An international jury of experts has selected 29 biodiversity-positive enterprises from Malawi and Zambia for the 9-month Biodiversity Finance Accelerator (BioFA) support programme to refine their business models, access finance and invest into growth. Biodiversity-positive enterprises have developed business models which from the outset are designed to conserve and restore ecosystems and thus create positive biodiversity impacts. Selected enterprises have gone through a thorough selection process, competing with a total of 143 applications received and the final decision taken by an international expert jury.
The BioFA acceleration programme aims to support the chosen enterprises with highly interactive capacity-building programmes. Throughout the programme, the enterprises will consolidate their business model and develop financial plans to become eligible for external financing. In addition, they will be part of networking and peer-learning formats such as the Biodiversity Roundtables to facilitate multi-stakeholder and cross-sector collaboration.
Many selected enterprises focus on providing resource alternatives by creating briquettes from biomass or agricultural waste. INNORET, Greenspa, Youth Progressive Environmental Solutions, and Chaca Rice Processing Initiative make briquettes from sawdust, rice husks, or maize. Central Engineering Workshop and Maravi Charcoal also offer low-cost machinery to produce eco-briquettes. The enterprise ZASOLAR provides solar lanterns or home energy systems in addition to sustainable charcoal. Gasbes Energy focuses on creating a network of biogas producers and users while also selling production equipment. By providing alternatives to firewood or charcoal, these biodiversity-positive enterprises discourage increasing deforestation in Malawi and Zambia.

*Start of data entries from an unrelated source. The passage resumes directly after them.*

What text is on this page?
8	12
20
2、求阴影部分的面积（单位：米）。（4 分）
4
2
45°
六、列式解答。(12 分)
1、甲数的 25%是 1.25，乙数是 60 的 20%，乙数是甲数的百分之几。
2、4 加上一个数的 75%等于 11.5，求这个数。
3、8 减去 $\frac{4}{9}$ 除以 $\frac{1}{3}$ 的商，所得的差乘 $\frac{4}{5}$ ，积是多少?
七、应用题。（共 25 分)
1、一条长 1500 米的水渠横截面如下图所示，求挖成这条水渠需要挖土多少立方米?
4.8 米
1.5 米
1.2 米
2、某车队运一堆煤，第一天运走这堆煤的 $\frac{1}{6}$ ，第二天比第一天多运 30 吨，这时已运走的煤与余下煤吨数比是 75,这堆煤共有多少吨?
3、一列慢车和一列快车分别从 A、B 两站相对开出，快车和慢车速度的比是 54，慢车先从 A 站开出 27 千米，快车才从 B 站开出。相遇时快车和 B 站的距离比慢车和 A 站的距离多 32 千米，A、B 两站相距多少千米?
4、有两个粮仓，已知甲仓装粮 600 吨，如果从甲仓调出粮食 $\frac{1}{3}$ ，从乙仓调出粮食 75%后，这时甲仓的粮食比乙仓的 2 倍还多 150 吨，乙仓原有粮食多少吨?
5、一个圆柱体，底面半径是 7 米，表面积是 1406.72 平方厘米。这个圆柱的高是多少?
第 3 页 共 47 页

Sustainable agriculture is another sector the selected biodiversity-positive enterprises are engaged in. Tac-Maz Sustainable Ventures and Kaoma District Women Development Association provide seed, crop, and livestock to their surrounding communities while promoting sustainable farming practices. Mwachrimu Farms Foundation focuses on cultivating organic beans, while Malaika Enterprise produces organic mushrooms. Environmental Industries, Greencare Eco Solutions, and Twalima Agro Solutions tackle soil degradation by creating organic fertilizers made from waste. Sustainable Farming Solutions aims to provide network support for smallholder farmers, while Gailsea Innovation Limited focuses on fish farm support to limit the negative impacts on natural water bodies. Junior Agripreneur Hub Africa trains young agricultural entrepreneurs on sustainable agricultural methods.
Biodiversity-positive enterprises like Forest Africa Zambia Limited provide biodiversity-based products, such as juice, oil, and briquettes from indigenous fruits. Green Basin Naturals uses indigenous and cultivated plants to create specialty soaps and oils. Win Link General Dealers uses organic waste to replace chemical-based school chalk with an organic alternative. Several biodiversity-based products are related to bees, with Kasenge Agro Solutions and Queens Bee Products Limited focused on producing honey and wax. African Honey and Food Products Livingstonia Beekeepers Enterprises, and Nature Save offer eco-friendly beekeeping products.
Other enterprises are engaged in providing financial support to agriculturalists, such as Agwenda Women Input Loan Initiative, ecotourism and fishery conservation, such as Alinafe Online Limited, and afforestation, such as Diamond Touch Limited.
The BioFA project is implemented by adelphi in joint cooperation with the Lilongwe University of Agriculture and Natural Resources (Malawi) and the Women's Entrepreneurship Access Centre – WEAC (Zambia). The project is part of the International Climate Initiative (IKI) supported by The Federal Ministry for the Environment, Nature Conservation and Nuclear Safety (BMU) of Germany.